Web tools aimed at easing tasks

Goal to streamline procedures so faculty can focus on teaching, research

UBC faculty and staff will be able to access a wide range of Web-based administrative tools via an e-business portal by April next year.

The initiative is a key component in an e-business plan designed to simplify administrative procedures so that faculty can spend more time on teaching and research and staff can devote more time to direct assistance and support, says Ted Dodds, associate vice-president, Information Technology.

The service, to be developed by UBC's ITServices, will include tools for tasks ranging from reconciling travel expenses to applying for research grants.

"We're currently working on the scope of services that are to be deployed," says Dodds.

Developing more personally-oriented student and faculty Web services to improve the learning environment is among the strategies outlined in Trek 2000, the university's vision document.

A portal called MyUBC was launched in September to provide students with access to registration information, academic records, course information, schedules, and e-mail accounts.
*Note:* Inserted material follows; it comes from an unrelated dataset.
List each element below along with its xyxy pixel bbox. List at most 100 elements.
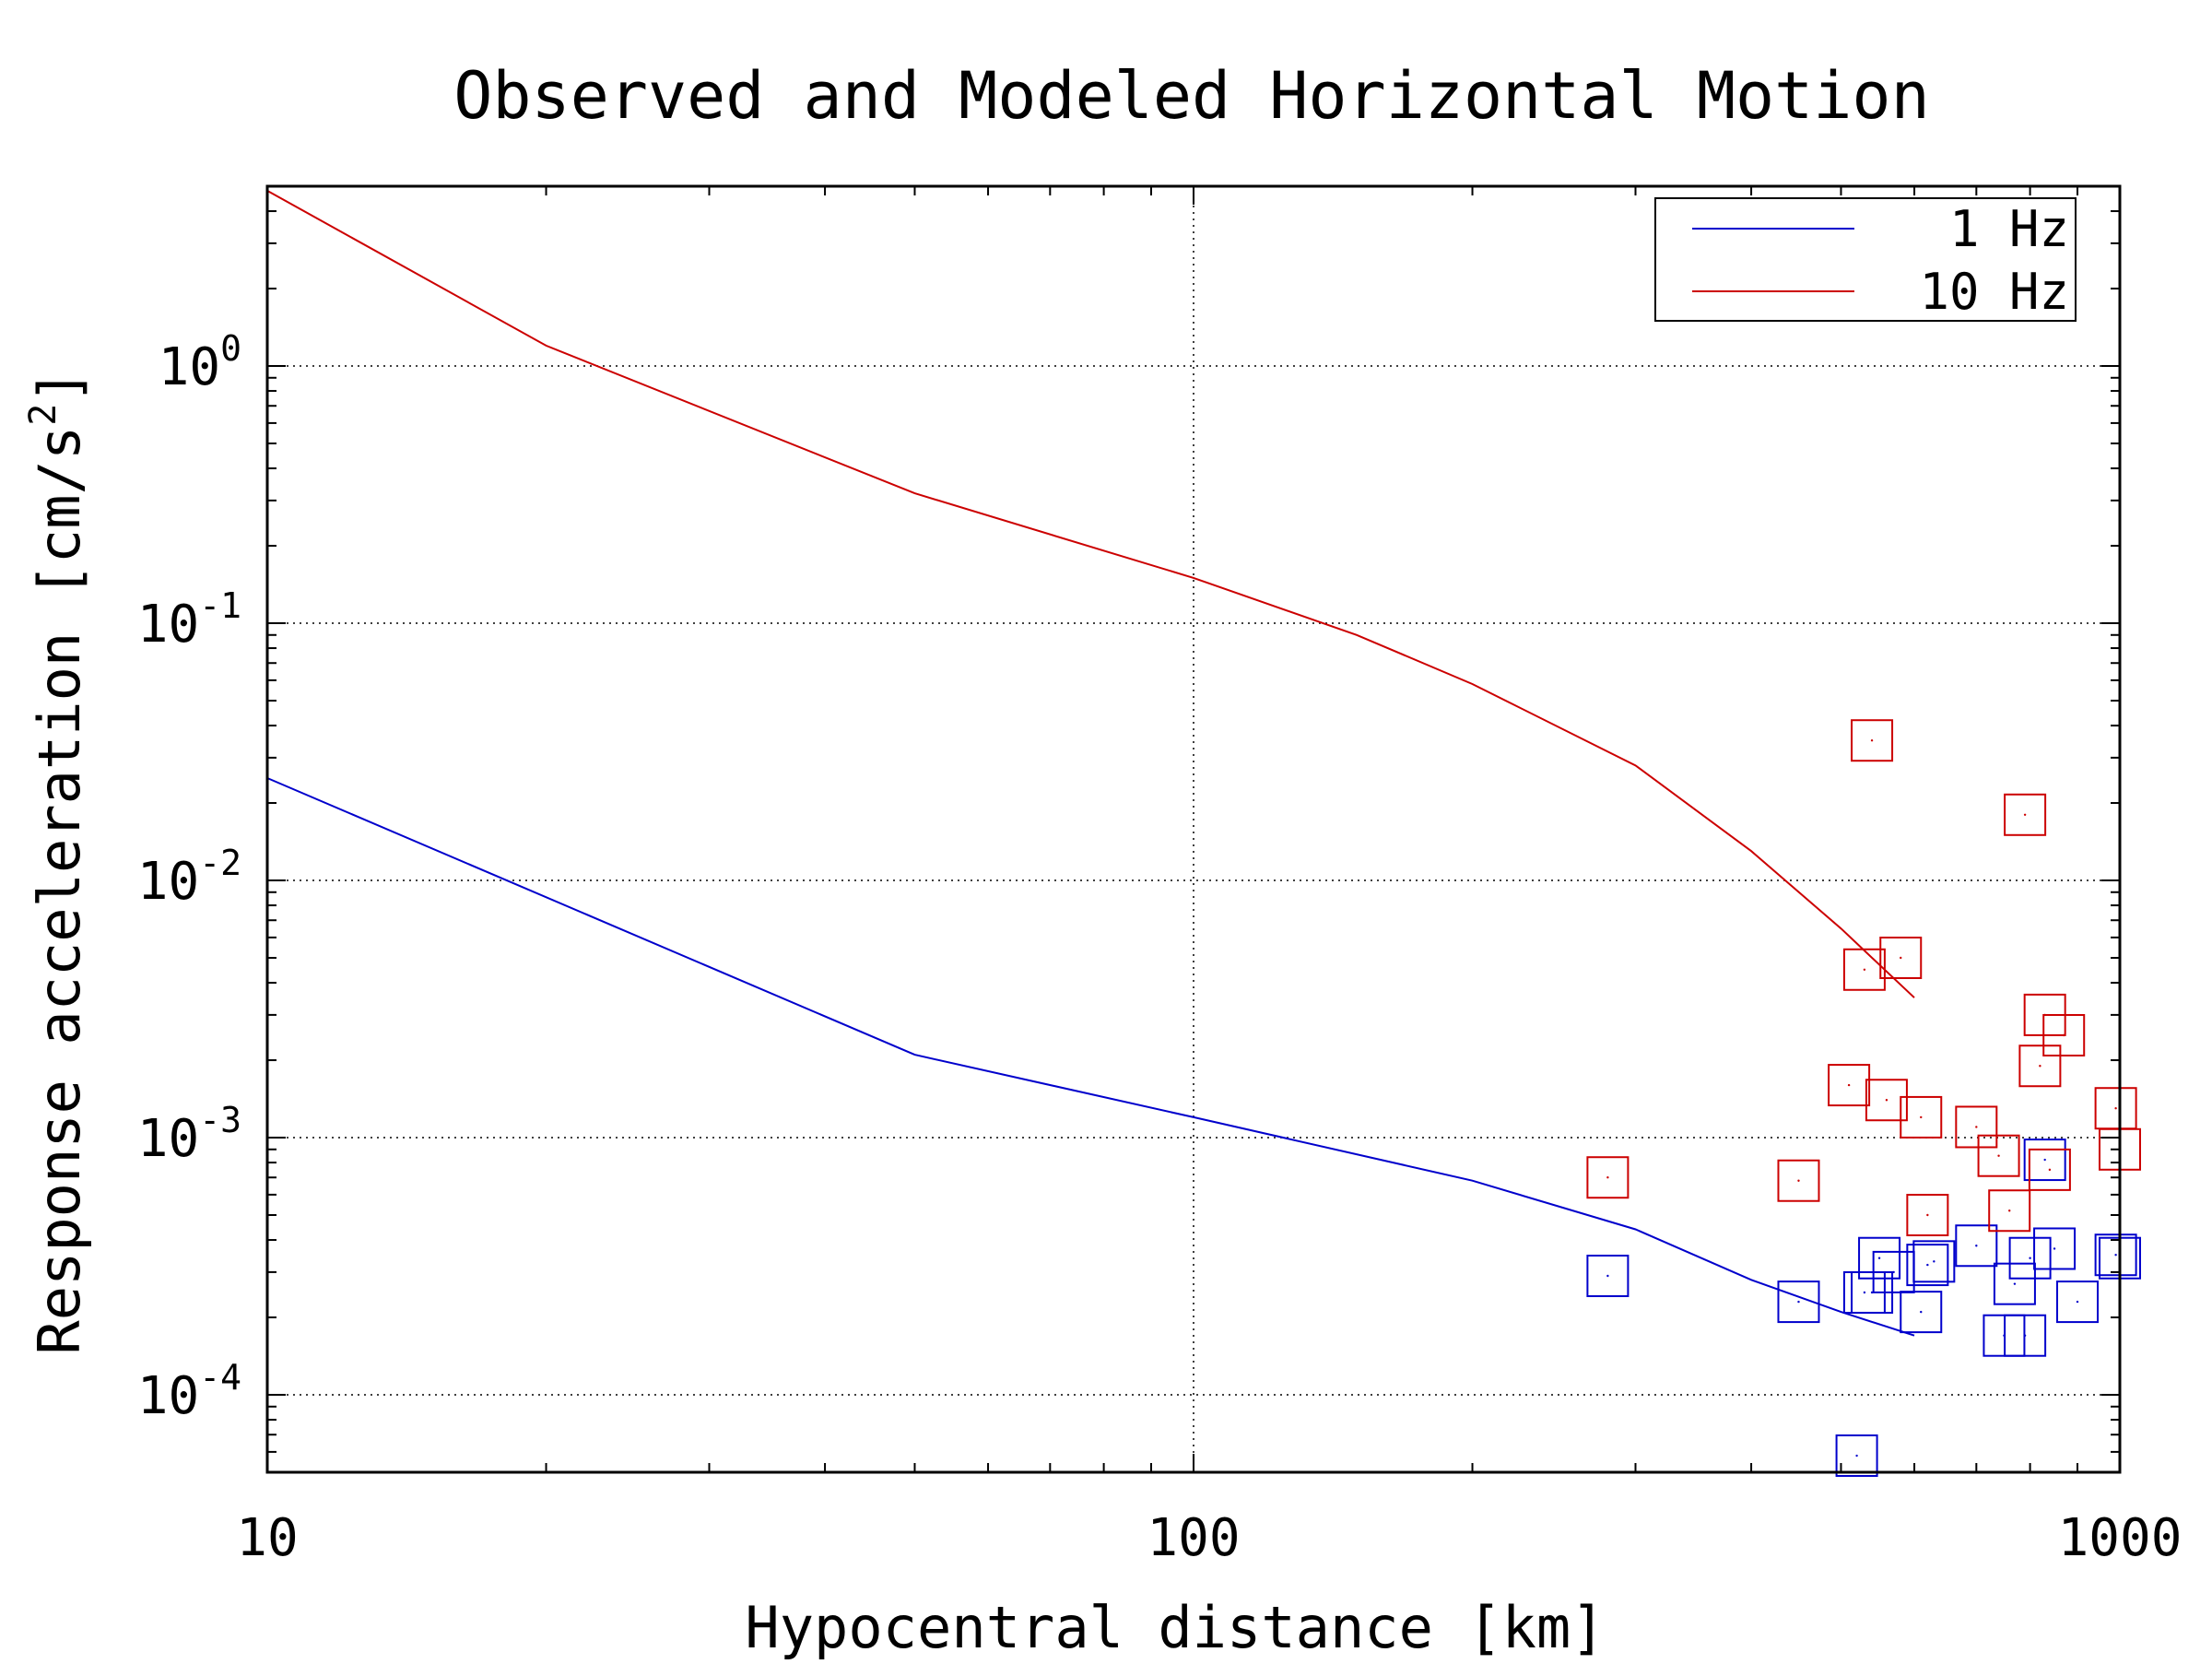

The portal project's technological challenges are not necessarily the biggest ones, says Dodds.

"The single biggest issue is getting everyone involved and committed to changing the way they do business," he says.

Development follows an extensive series of meetings and focus groups with representatives from across campus. The first town hall meeting was held in June. Another is planned for January.
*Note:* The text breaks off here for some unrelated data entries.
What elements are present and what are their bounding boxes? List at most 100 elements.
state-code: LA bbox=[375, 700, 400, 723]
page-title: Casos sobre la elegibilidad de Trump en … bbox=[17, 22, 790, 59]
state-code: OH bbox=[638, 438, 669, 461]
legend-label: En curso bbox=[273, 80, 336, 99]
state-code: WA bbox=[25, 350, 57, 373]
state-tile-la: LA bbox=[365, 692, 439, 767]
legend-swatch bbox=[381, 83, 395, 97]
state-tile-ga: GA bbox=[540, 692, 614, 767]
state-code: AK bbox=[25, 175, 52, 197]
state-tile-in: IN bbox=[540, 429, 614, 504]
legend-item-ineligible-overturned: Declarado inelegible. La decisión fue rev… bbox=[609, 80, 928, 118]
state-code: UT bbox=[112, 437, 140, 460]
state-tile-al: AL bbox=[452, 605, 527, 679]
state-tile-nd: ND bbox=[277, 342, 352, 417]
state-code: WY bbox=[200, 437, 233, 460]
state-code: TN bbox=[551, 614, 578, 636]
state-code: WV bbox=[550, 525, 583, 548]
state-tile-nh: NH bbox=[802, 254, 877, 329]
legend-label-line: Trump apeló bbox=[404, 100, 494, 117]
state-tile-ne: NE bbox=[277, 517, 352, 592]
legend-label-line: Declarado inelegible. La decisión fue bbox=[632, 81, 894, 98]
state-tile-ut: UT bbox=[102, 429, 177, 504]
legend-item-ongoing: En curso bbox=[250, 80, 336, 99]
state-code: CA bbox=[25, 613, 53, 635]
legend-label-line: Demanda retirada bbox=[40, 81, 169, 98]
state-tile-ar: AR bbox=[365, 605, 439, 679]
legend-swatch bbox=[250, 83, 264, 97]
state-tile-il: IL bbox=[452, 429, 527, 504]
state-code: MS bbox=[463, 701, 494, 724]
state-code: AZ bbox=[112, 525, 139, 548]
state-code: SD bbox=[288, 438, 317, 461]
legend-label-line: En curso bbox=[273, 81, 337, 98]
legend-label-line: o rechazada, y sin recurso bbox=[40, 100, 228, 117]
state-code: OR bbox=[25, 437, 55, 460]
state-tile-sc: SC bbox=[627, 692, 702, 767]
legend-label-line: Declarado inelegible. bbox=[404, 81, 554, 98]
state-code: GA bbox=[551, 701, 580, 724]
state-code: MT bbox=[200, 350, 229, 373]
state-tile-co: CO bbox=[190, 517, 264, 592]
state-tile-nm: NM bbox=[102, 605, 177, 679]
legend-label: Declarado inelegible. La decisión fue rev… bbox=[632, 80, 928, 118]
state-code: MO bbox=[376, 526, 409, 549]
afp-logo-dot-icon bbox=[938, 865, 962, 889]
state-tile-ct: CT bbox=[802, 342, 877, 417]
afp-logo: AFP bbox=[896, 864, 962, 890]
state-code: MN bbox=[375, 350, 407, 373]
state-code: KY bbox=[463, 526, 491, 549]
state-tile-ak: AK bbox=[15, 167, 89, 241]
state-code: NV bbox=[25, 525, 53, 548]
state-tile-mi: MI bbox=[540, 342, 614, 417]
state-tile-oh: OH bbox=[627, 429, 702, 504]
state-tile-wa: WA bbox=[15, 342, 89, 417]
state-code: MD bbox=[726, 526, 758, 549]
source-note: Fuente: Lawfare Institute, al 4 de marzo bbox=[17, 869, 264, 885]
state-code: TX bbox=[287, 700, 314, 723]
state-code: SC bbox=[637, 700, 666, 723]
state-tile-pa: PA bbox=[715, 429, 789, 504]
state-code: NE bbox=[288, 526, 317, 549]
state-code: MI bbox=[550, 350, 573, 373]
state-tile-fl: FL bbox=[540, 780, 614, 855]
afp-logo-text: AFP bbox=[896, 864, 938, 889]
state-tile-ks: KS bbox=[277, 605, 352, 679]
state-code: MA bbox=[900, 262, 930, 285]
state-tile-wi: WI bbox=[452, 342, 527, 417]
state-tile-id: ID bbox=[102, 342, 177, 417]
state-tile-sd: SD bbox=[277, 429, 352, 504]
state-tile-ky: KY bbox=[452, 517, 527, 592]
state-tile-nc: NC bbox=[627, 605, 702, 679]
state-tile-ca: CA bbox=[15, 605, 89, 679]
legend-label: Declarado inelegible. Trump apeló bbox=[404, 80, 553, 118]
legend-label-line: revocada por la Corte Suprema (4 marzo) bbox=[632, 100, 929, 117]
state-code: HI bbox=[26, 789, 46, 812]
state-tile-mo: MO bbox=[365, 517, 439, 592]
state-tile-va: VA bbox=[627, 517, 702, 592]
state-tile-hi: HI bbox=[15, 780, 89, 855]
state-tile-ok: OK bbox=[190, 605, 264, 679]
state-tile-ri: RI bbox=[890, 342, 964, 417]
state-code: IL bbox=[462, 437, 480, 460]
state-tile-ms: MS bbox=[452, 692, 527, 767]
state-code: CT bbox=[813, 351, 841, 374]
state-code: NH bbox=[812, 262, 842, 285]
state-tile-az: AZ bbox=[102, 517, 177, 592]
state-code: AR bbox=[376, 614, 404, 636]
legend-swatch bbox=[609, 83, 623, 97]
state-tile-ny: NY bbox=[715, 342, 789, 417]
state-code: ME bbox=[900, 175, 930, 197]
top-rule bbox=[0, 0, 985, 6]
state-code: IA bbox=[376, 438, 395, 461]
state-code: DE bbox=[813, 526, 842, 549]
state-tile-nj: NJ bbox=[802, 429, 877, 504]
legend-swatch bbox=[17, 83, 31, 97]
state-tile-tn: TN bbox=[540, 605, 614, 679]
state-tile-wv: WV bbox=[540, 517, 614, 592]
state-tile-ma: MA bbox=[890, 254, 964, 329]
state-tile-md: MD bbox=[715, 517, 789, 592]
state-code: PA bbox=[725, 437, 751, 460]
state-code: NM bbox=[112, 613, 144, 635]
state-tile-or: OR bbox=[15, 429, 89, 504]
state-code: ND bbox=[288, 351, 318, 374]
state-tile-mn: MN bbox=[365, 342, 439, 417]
To date, more than 250 faculty and staff, including, deans, vice-presidents and department heads have helped develop a draft vision document for administration at UBC.

A working committee of the managers of the university's key administrative systems has exchanged information and ideas on how departments can work together to ensure that administrative systems and processes deliver the best value and service.

A draft document that outlines the guiding principles for UBC's e-business plan is available at www.e-strategy.ubc.ca.